When I started to make my own scripts I learned that the eval() function could convert strings into lists, dictionaries, integers, floats, …
But soon enough I got some advice here and there not to use the eval() function like that, but to convert to a list using string.split(). This is good for converting lists, but with nested list it gets more complicated. So complicated I wonder if it wouldn’t be better just to use the eval() function. So my question, what should I do?
An example:
string = '1, 3, 5, 7, 11, 13, 17, 19'
array = [int(s) for s in string.replace(' ', '').split(',')]
So far so good, but now this:
string = '[1, 2, 3], 5, 'hello', [False, True], True'
array = eval(string) # permitted here to use eval() or not?
How is the string initially being created? Maybe you could bypass all of this by rethinking your logic. Oftentimes if you explain exactly what you are trying to accomplish someone on here will come up with an alternative way of doing it, rather than trying to force your current way of thinking into working.
So I guess my question is, why do you initially have a string of items and not generate them into a list when they are created?
You can use eval as long as you like if you find it useful, the only limit lies in the knowledge of the command itself.
In order, eval is not very safe (because it can eval “1+” or “i will kill your hard drive”), slowish and, generally speaking, makes the code a little harder to read because it’s a function whose outcome is entirely determined by its parameter, which is uncommon.
Given that, you decide if it’s worth it.
In the uni computer course we did, we got taught to never ever use eval. Mostly because it introduces security problems, but also because it is really hard to debug. It’s hard to tell what is being fed into it, and what the expected outcome is.
There isn’t a single occasion that I can think of when you’d need to use eval(). Allowing arbitrary code to run is incredibly dangerous and difficult to debug.
The string is a property on the game object that will be used to set parameters for position, speed, …
Is this a conventional way to do this or would some people say this module is also a bit arbitrary?
I think I’m asking a relevant question, if one may chose string properties as input. If eval() is not a (real) option, I still want to learn how to write my own function to convert such input.
What do you think about the ast module? Would you use this too? Or would you prefer to write your own function? (Given that it would be as complex as in the example).
@ pgi, sdfgeoff, agoose77: thanks for sharing your insight.
Then you can use it, unless performances are a problem. You could write your mini parser but it’s not worth the effort.
Security is not a problem, as soon as the BGE loads the first script security gets thrown out of the window.
If you have a property to set position, speed etc, then consider using float variables…
Seriously, have a property called ‘speed’ with a float value. No need for eval-ling anything.

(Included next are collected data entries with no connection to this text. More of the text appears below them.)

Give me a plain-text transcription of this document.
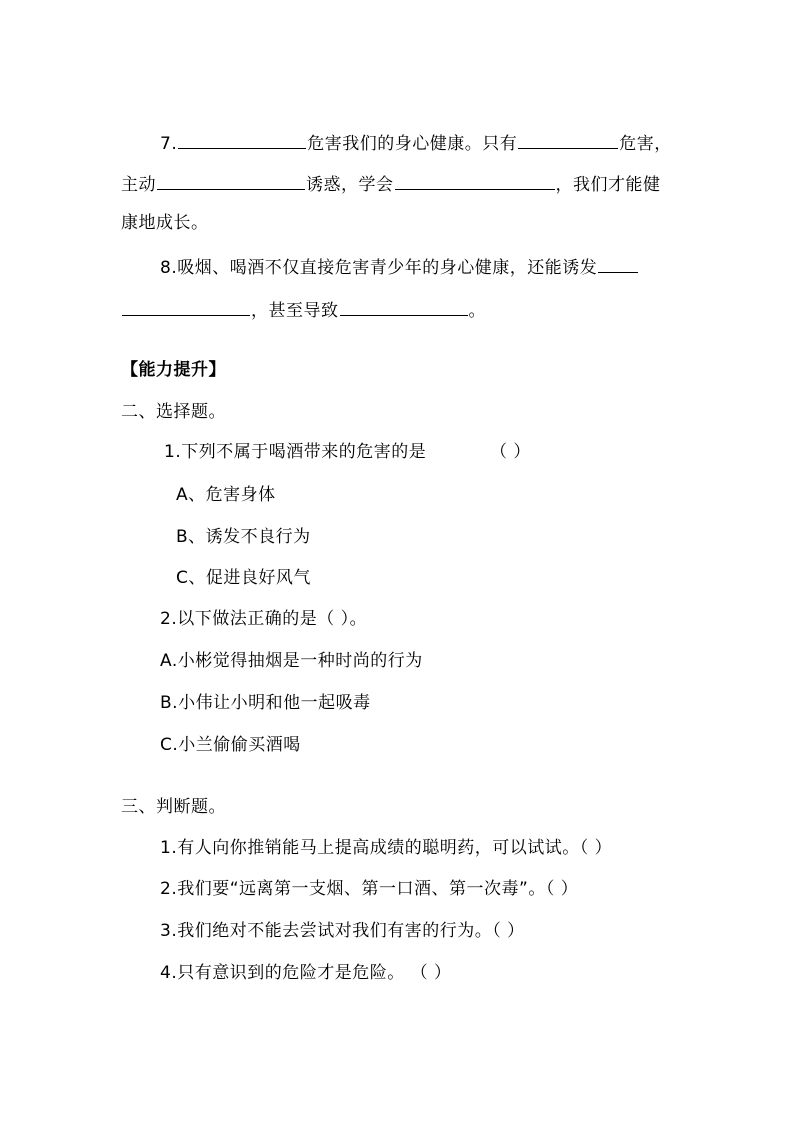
7.	危害我们的身心健康。只有	危害，
主动	诱惑，学会	，我们才能健
康地成长。
8.吸烟、喝酒不仅直接危害青少年的身心健康，还能诱发
，甚至导致	。
【能力提升】
二、选择题。
1.下列不属于喝酒带来的危害的是	（ ）
A、危害身体
B、诱发不良行为
C、促进良好风气
2.以下做法正确的是（ ）。
A.小彬觉得抽烟是一种时尚的行为
B.小伟让小明和他一起吸毒
C.小兰偷偷买酒喝
三、判断题。
1.有人向你推销能马上提高成绩的聪明药，可以试试。（ ）
2.我们要“远离第一支烟、第一口酒、第一次毒”。（ ）
3.我们绝对不能去尝试对我们有害的行为。（ ）
4.只有意识到的危险才是危险。 （ ）
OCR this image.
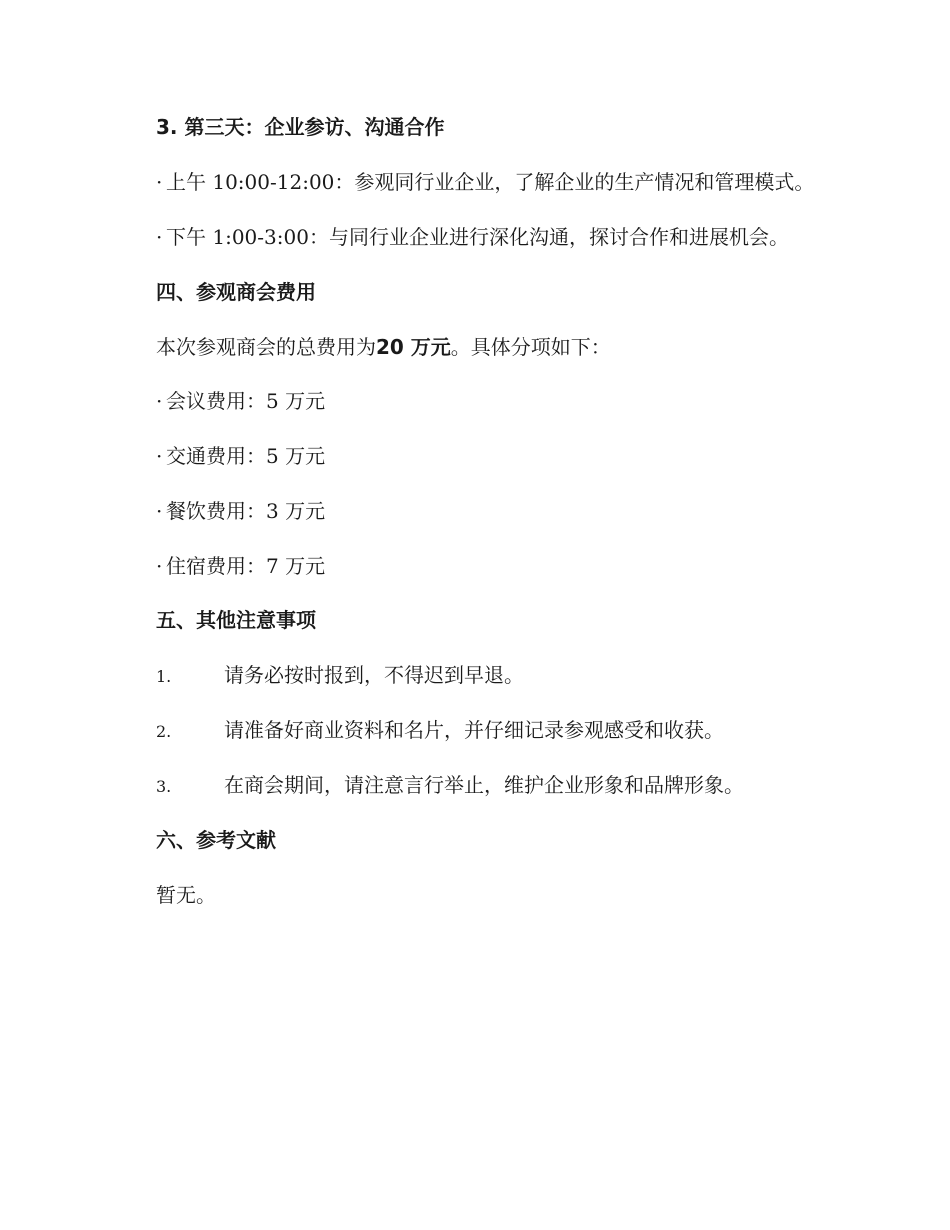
3. 第三天：企业参访、沟通合作
· 上午 10:00-12:00：参观同行业企业，了解企业的生产情况和管理模式。
· 下午 1:00-3:00：与同行业企业进行深化沟通，探讨合作和进展机会。
四、参观商会费用
本次参观商会的总费用为20 万元。具体分项如下：
· 会议费用：5 万元
· 交通费用：5 万元
· 餐饮费用：3 万元
· 住宿费用：7 万元
五、其他注意事项
1.	请务必按时报到，不得迟到早退。
2.	请准备好商业资料和名片，并仔细记录参观感受和收获。
3.	在商会期间，请注意言行举止，维护企业形象和品牌形象。
六、参考文献
暂无。
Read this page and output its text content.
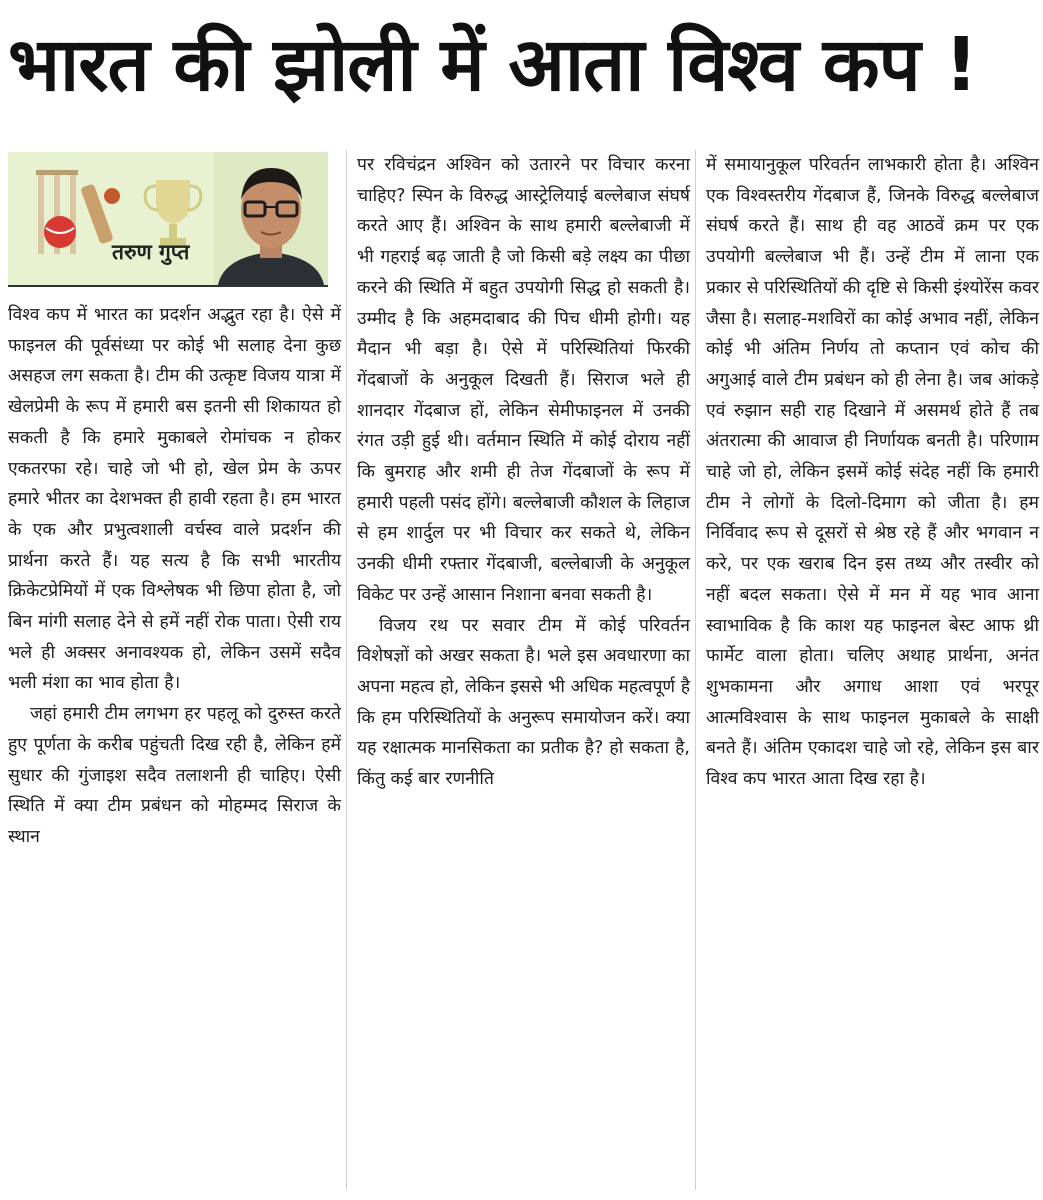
भारत की झोली में आता विश्व कप !
तरुण गुप्त

विश्व कप में भारत का प्रदर्शन अद्भुत रहा है। ऐसे में फाइनल की पूर्वसंध्या पर कोई भी सलाह देना कुछ असहज लग सकता है। टीम की उत्कृष्ट विजय यात्रा में खेलप्रेमी के रूप में हमारी बस इतनी सी शिकायत हो सकती है कि हमारे मुकाबले रोमांचक न होकर एकतरफा रहे। चाहे जो भी हो, खेल प्रेम के ऊपर हमारे भीतर का देशभक्त ही हावी रहता है। हम भारत के एक और प्रभुत्वशाली वर्चस्व वाले प्रदर्शन की प्रार्थना करते हैं। यह सत्य है कि सभी भारतीय क्रिकेटप्रेमियों में एक विश्लेषक भी छिपा होता है, जो बिन मांगी सलाह देने से हमें नहीं रोक पाता। ऐसी राय भले ही अक्सर अनावश्यक हो, लेकिन उसमें सदैव भली मंशा का भाव होता है।

जहां हमारी टीम लगभग हर पहलू को दुरुस्त करते हुए पूर्णता के करीब पहुंचती दिख रही है, लेकिन हमें सुधार की गुंजाइश सदैव तलाशनी ही चाहिए। ऐसी स्थिति में क्या टीम प्रबंधन को मोहम्मद सिराज के स्थान

पर रविचंद्रन अश्विन को उतारने पर विचार करना चाहिए? स्पिन के विरुद्ध आस्ट्रेलियाई बल्लेबाज संघर्ष करते आए हैं। अश्विन के साथ हमारी बल्लेबाजी में भी गहराई बढ़ जाती है जो किसी बड़े लक्ष्य का पीछा करने की स्थिति में बहुत उपयोगी सिद्ध हो सकती है। उम्मीद है कि अहमदाबाद की पिच धीमी होगी। यह मैदान भी बड़ा है। ऐसे में परिस्थितियां फिरकी गेंदबाजों के अनुकूल दिखती हैं। सिराज भले ही शानदार गेंदबाज हों, लेकिन सेमीफाइनल में उनकी रंगत उड़ी हुई थी। वर्तमान स्थिति में कोई दोराय नहीं कि बुमराह और शमी ही तेज गेंदबाजों के रूप में हमारी पहली पसंद होंगे। बल्लेबाजी कौशल के लिहाज से हम शार्दुल पर भी विचार कर सकते थे, लेकिन उनकी धीमी रफ्तार गेंदबाजी, बल्लेबाजी के अनुकूल विकेट पर उन्हें आसान निशाना बनवा सकती है।

विजय रथ पर सवार टीम में कोई परिवर्तन विशेषज्ञों को अखर सकता है। भले इस अवधारणा का अपना महत्व हो, लेकिन इससे भी अधिक महत्वपूर्ण है कि हम परिस्थितियों के अनुरूप समायोजन करें। क्या यह रक्षात्मक मानसिकता का प्रतीक है? हो सकता है, किंतु कई बार रणनीति

में समायानुकूल परिवर्तन लाभकारी होता है। अश्विन एक विश्वस्तरीय गेंदबाज हैं, जिनके विरुद्ध बल्लेबाज संघर्ष करते हैं। साथ ही वह आठवें क्रम पर एक उपयोगी बल्लेबाज भी हैं। उन्हें टीम में लाना एक प्रकार से परिस्थितियों की दृष्टि से किसी इंश्योरेंस कवर जैसा है। सलाह-मशविरों का कोई अभाव नहीं, लेकिन कोई भी अंतिम निर्णय तो कप्तान एवं कोच की अगुआई वाले टीम प्रबंधन को ही लेना है। जब आंकड़े एवं रुझान सही राह दिखाने में असमर्थ होते हैं तब अंतरात्मा की आवाज ही निर्णायक बनती है। परिणाम चाहे जो हो, लेकिन इसमें कोई संदेह नहीं कि हमारी टीम ने लोगों के दिलो-दिमाग को जीता है। हम निर्विवाद रूप से दूसरों से श्रेष्ठ रहे हैं और भगवान न करे, पर एक खराब दिन इस तथ्य और तस्वीर को नहीं बदल सकता। ऐसे में मन में यह भाव आना स्वाभाविक है कि काश यह फाइनल बेस्ट आफ थ्री फार्मेट वाला होता। चलिए अथाह प्रार्थना, अनंत शुभकामना और अगाध आशा एवं भरपूर आत्मविश्वास के साथ फाइनल मुकाबले के साक्षी बनते हैं। अंतिम एकादश चाहे जो रहे, लेकिन इस बार विश्व कप भारत आता दिख रहा है।
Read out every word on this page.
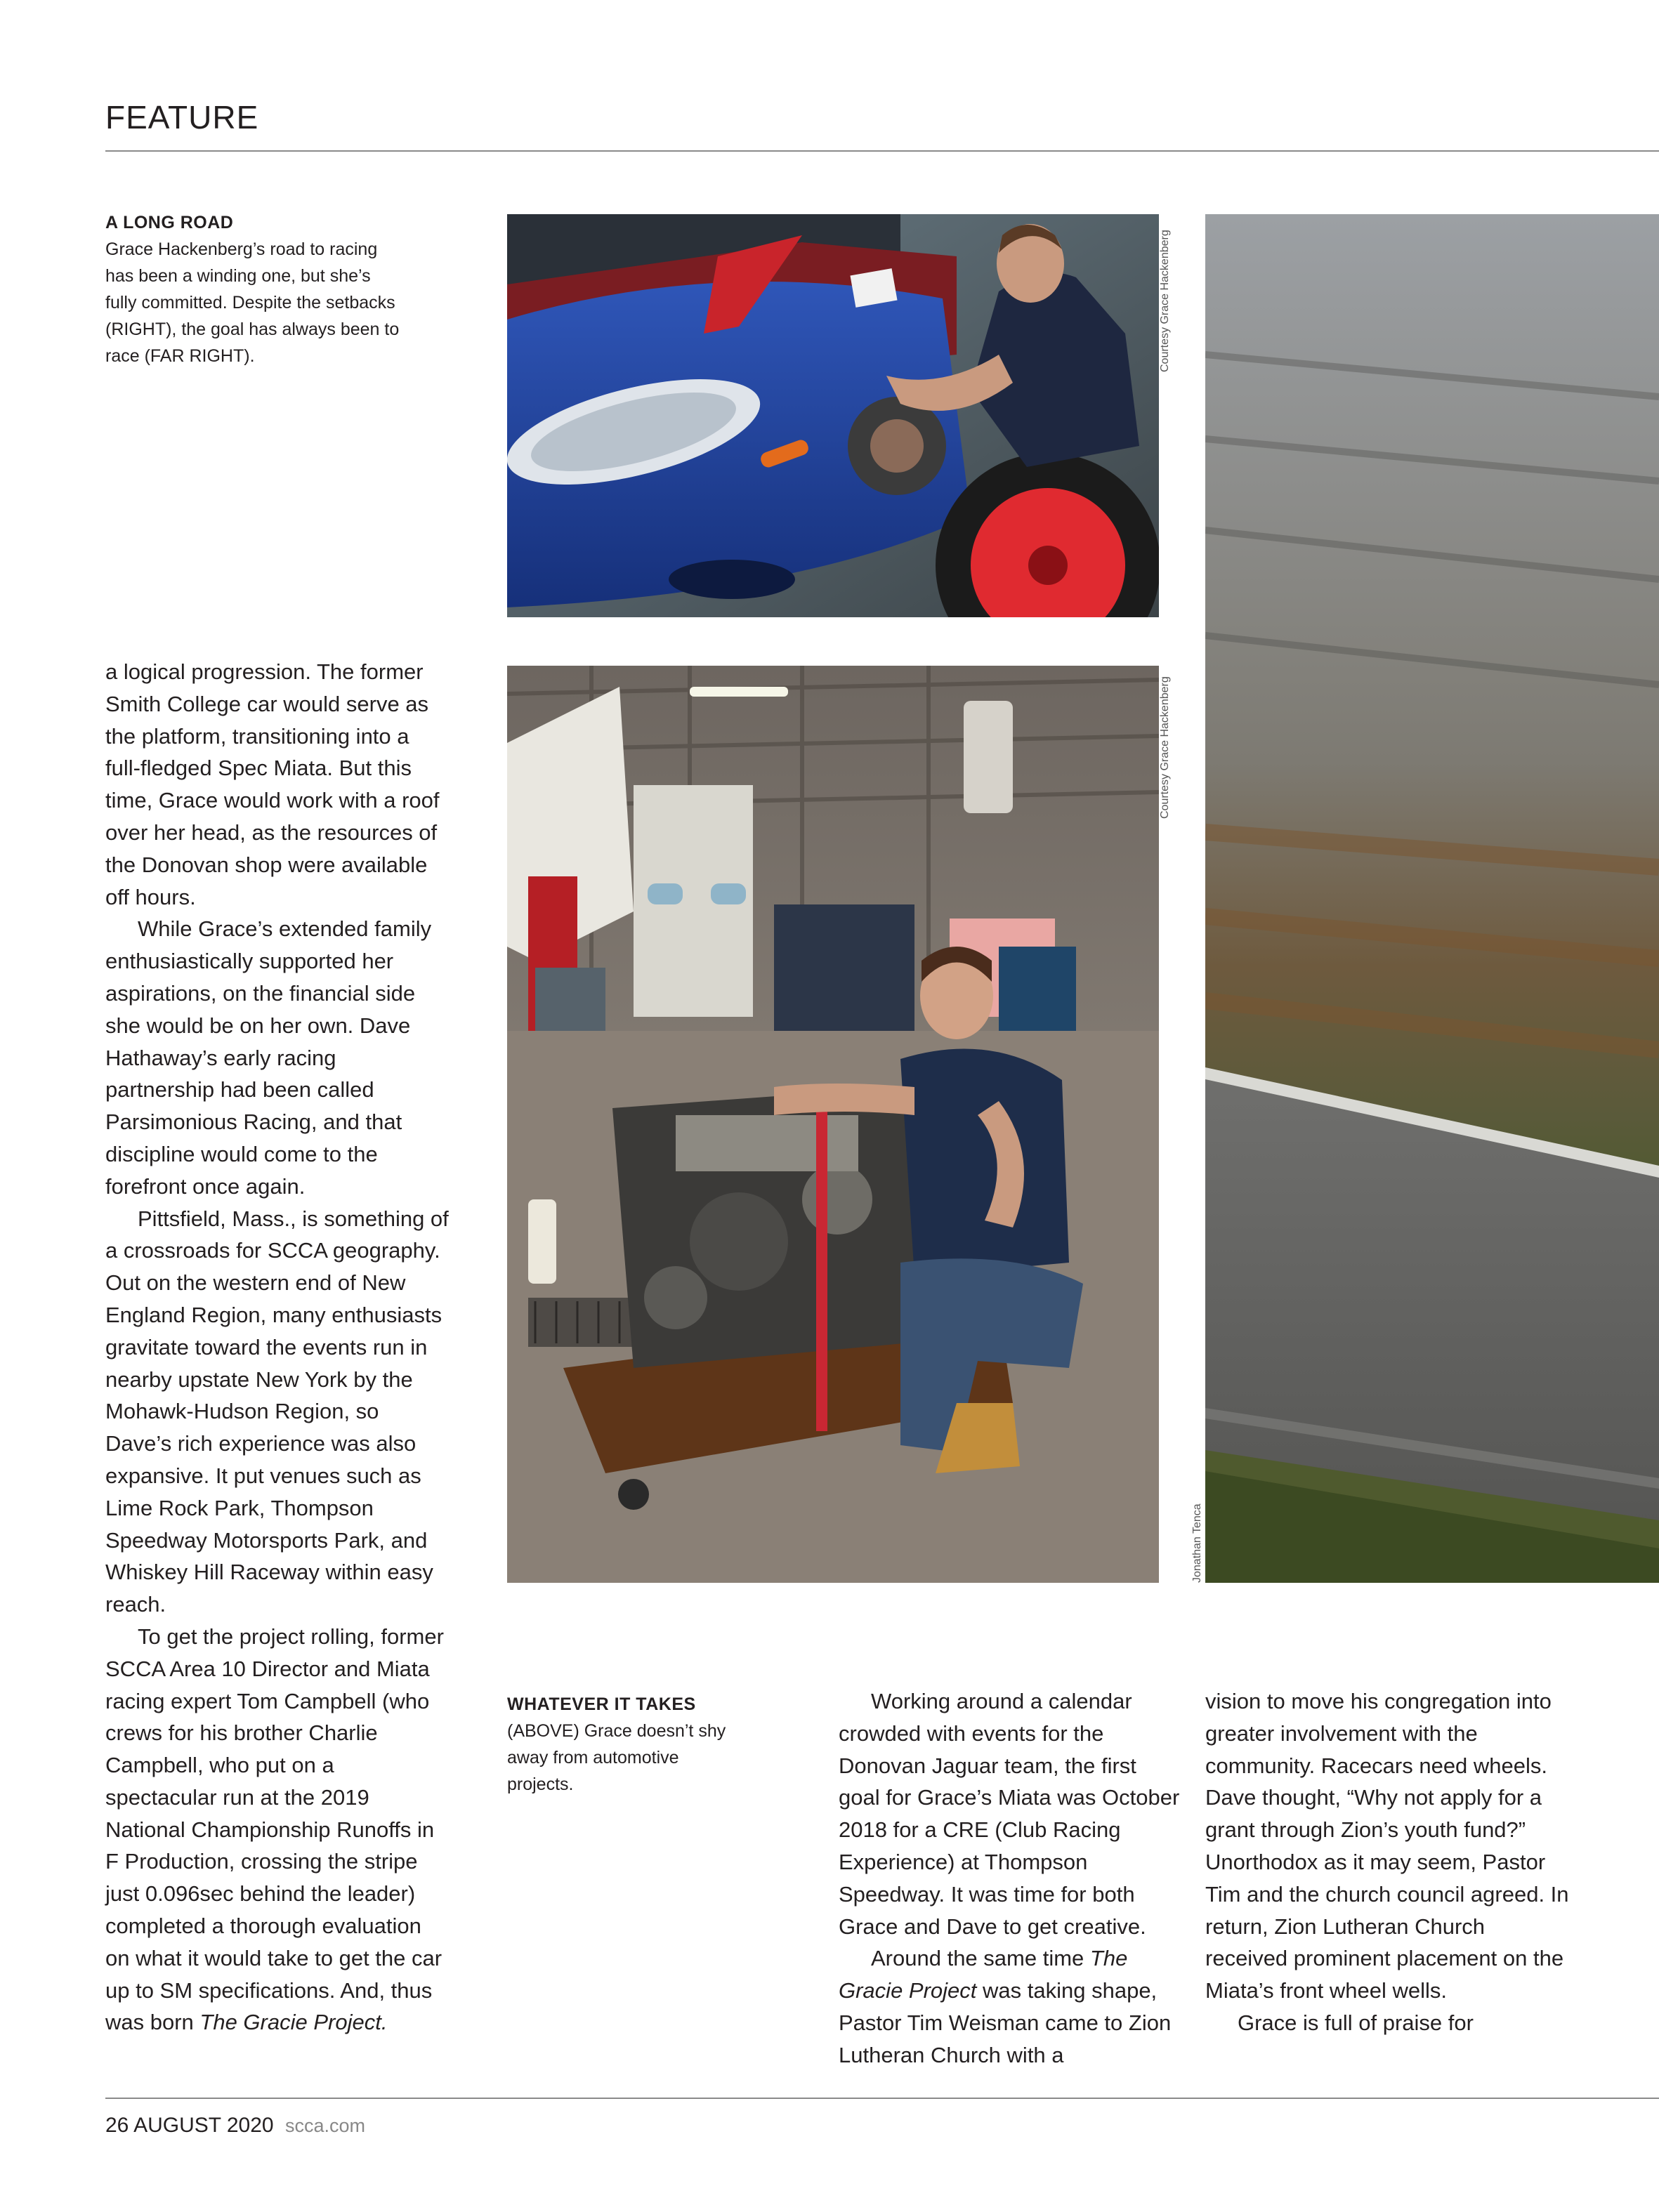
FEATURE
A LONG ROAD
Grace Hackenberg’s road to racing has been a winding one, but she’s fully committed. Despite the setbacks (RIGHT), the goal has always been to race (FAR RIGHT).	Courtesy Grace Hackenberg
Courtesy Grace Hackenberg
Jonathan Tenca

a logical progression. The former Smith College car would serve as the platform, transitioning into a full-fledged Spec Miata. But this time, Grace would work with a roof over her head, as the resources of the Donovan shop were available off hours.

While Grace’s extended family enthusiastically supported her aspirations, on the financial side she would be on her own. Dave Hathaway’s early racing partnership had been called Parsimonious Racing, and that discipline would come to the forefront once again.

Pittsfield, Mass., is something of a crossroads for SCCA geography. Out on the western end of New England Region, many enthusiasts gravitate toward the events run in nearby upstate New York by the Mohawk-Hudson Region, so Dave’s rich experience was also expansive. It put venues such as Lime Rock Park, Thompson Speedway Motorsports Park, and Whiskey Hill Raceway within easy reach.

To get the project rolling, former SCCA Area 10 Director and Miata racing expert Tom Campbell (who crews for his brother Charlie Campbell, who put on a spectacular run at the 2019 National Championship Runoffs in F Production, crossing the stripe just 0.096sec behind the leader) completed a thorough evaluation on what it would take to get the car up to SM specifications. And, thus was born The Gracie Project.

WHATEVER IT TAKES
(ABOVE) Grace doesn’t shy away from automotive projects.

Working around a calendar crowded with events for the Donovan Jaguar team, the first goal for Grace’s Miata was October 2018 for a CRE (Club Racing Experience) at Thompson Speedway. It was time for both Grace and Dave to get creative.

Around the same time The Gracie Project was taking shape, Pastor Tim Weisman came to Zion Lutheran Church with a

vision to move his congregation into greater involvement with the community. Racecars need wheels. Dave thought, “Why not apply for a grant through Zion’s youth fund?” Unorthodox as it may seem, Pastor Tim and the church council agreed. In return, Zion Lutheran Church received prominent placement on the Miata’s front wheel wells.

Grace is full of praise for

26 AUGUST 2020 scca.com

If there are too many variables, then realize that no matter what you write, it is easiest to use blender’s ui to make/edit them.
The place that I used to think eval was useful is when you have a function, say ‘forwards’ and you have a dictionary that maps ‘WKEY’ to ‘forward.’ The easy thing to do is to eval the output of the dictionary search: eval(actions[‘WKEY’])
But it is better to make another dictionary that maps the two together.
No, I don’t think it would be better to have properties for every single parameter since then there would be about fifteen of them, and I would have to give them long names, such as: ‘move_start, move_stop, move_speed, …, scale_start, scale_stop, scale_speed, …’ So I believe it would be only logical to have string properties for ‘move’, ‘scale’ and ‘spin’.
After reading this through I think I won’t hesitate to use eval() for this particular case. It will only happen once at initialization, and it would probably run as fast as some function I would have to write to parse such data anyway.
Edit: But maybe using the ast module would be a better choice? If anyone has any thoughts on this?
Edit 2: I changed my mind and thought of trying to make a conversion script. I believe this will be much better than using eval() since it’s small and only serves a specific need.
def string_to_list(string):
def evaluate(s):
try:
return float(s)
except ValueError:
if s == 'False':
return False
elif s == 'True':
return True
else:
return s
nested_list = []
nested = False
for s in string[1:-1].replace(' ', '').split(','):
if not nested:
if '[' in s:
sub_list = [evaluate(s[1:])]
nested = True
else:
nested_list.append(evaluate(s))
elif ']' in s:
sub_list.append(evaluate(s[:-1]))
nested_list.append(sub_list)
nested = False
else:
sub_list.append(evaluate(s))
return nested_list
(the code snippets in your first post seams to be just samples. In a production environment, they would be nonsense.)
Btw. I use eval() in my save/loader to convert loaded strings into dictionaries. Using the save/LoadActuator or even pickle is more secure, but I wanted human readable text.
On it’s own it sounds like you need a different data type ;).
So you want the user to type in a comma separated list?
It seems you want to allow an own syntax for entering data. With that you need a parser anyway to transform the input into the required form for processing.